There are elements of a domestic thriller in this book, although I’d land it firmly in the ‘literary fiction with a twist of humour’ category. Kaspar alludes to some peculiar, even dangerous moments of his childhood, especially those surrounding his father’s death. He stretches the reader’s curiosity as far as possible, dropping clues of what really happened in between his running commentary on the value of keeping a ‘butt bag’ (basically a little baggie of cigarette butts he finds that still have a few puffs in them) and the impracticality of girls’ shoes. He’s a very observant 12-year-old, so not much goes unnoticed by him. There are a few things that he doesn’t comment on directly, but based on his descriptions, the reader understands what’s really going on, even if Kaspar doesn’t.
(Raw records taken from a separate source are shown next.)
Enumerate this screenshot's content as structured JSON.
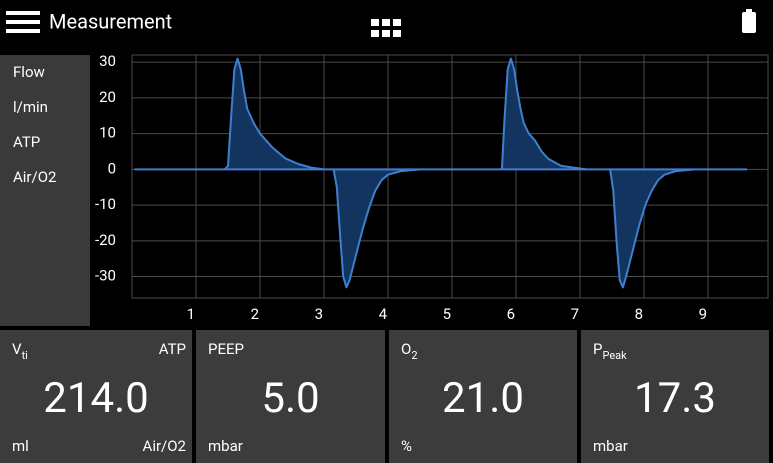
{
  "header": {
    "title": "Measurement"
  },
  "side_labels": [
    "Flow",
    "l/min",
    "ATP",
    "Air/O2"
  ],
  "chart_data": {
    "type": "line",
    "x": [
      0.05,
      1.0,
      1.45,
      1.5,
      1.55,
      1.6,
      1.65,
      1.7,
      1.75,
      1.8,
      1.9,
      2.0,
      2.1,
      2.2,
      2.4,
      2.6,
      2.8,
      3.0,
      3.15,
      3.2,
      3.25,
      3.3,
      3.35,
      3.4,
      3.5,
      3.6,
      3.7,
      3.8,
      3.9,
      4.0,
      4.2,
      4.5,
      5.0,
      5.5,
      5.78,
      5.82,
      5.87,
      5.92,
      5.97,
      6.02,
      6.07,
      6.12,
      6.2,
      6.3,
      6.4,
      6.5,
      6.7,
      6.9,
      7.1,
      7.3,
      7.47,
      7.52,
      7.57,
      7.62,
      7.67,
      7.72,
      7.82,
      7.92,
      8.02,
      8.12,
      8.22,
      8.32,
      8.5,
      8.8,
      9.2,
      9.6
    ],
    "values": [
      0,
      0,
      0,
      1,
      15,
      28,
      31,
      28,
      22,
      17,
      13,
      10,
      8,
      6,
      3,
      1.5,
      0.5,
      0,
      0,
      -5,
      -18,
      -30,
      -33,
      -31,
      -24,
      -17,
      -11,
      -6,
      -3,
      -1.5,
      -0.5,
      0,
      0,
      0,
      0,
      14,
      28,
      31,
      28,
      22,
      17,
      13,
      10,
      8,
      5,
      3,
      1,
      0.5,
      0,
      0,
      0,
      -6,
      -20,
      -31,
      -33,
      -30,
      -23,
      -16,
      -10,
      -6,
      -3,
      -1.5,
      -0.5,
      0,
      0,
      0
    ],
    "color": "#3f7fcf",
    "fill_color": "#12345e",
    "xlim": [
      0,
      10
    ],
    "xticks": [
      1,
      2,
      3,
      4,
      5,
      6,
      7,
      8,
      9
    ],
    "ylim": [
      -36,
      32
    ],
    "yticks": [
      -30,
      -20,
      -10,
      0,
      10,
      20,
      30
    ],
    "grid": true
  },
  "tiles": [
    {
      "label": "V",
      "label_sub": "ti",
      "corner": "ATP",
      "value": "214.0",
      "unit": "ml",
      "extra": "Air/O2"
    },
    {
      "label": "PEEP",
      "value": "5.0",
      "unit": "mbar"
    },
    {
      "label": "O",
      "label_sub": "2",
      "value": "21.0",
      "unit": "%"
    },
    {
      "label": "P",
      "label_sub": "Peak",
      "value": "17.3",
      "unit": "mbar"
    }
  ]
}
I liked this feeling of omniscience as a reader because it helps situate you in the plot and setting, firmly planting you right alongside Kaspar as he exasperates the town locals with his run down bicycle and black rubber boots.
Because he’s used to watching older movies with his grandparents, his dialect is somewhat outdated but always amusing, which is endlessly entertaining to imagine coming from a kid’s mouth. Here he recounts a run-in with a nun at his school:
“She pulled me aside and finger-waggle-reminded me that she was the one who promoted me to the legion and that I had not only embarrassed the school, but her too. When I hit her with my “suck my potatoes” comment for my Charles Schulz theme essay a few days later, and she kicked me out of class, that was her way of telling me my leash was only so long” (p. 155).
Kaspar is not only the main source of entertainment in this book, he IS the book. His speeches, his impressive ability to take charge in any situation, his practical nature combined with the work ethic of growing up on a farm all come together to create one of the most memorable characters I’ve read in years. Although his day seems extraordinary with all the strange and dangerous situations he finds himself in, it’s his manner of storytelling that truly keeps the pages turning. And because we only follow him over the course of one day, there is lots that is alluded to, but never confirmed. This inability to know anything for certain forces the reader to just sit in the moment and enjoy it for what it is, especially with the knowledge that this is Kaspar’s last day on earth. I highly doubt a larger publisher would ever release a book like this, it’s just too different to bank on big book sales. But, by taking a chance on this slim novel, you’ll be richly rewarded with a new character that will remain with you for months to come.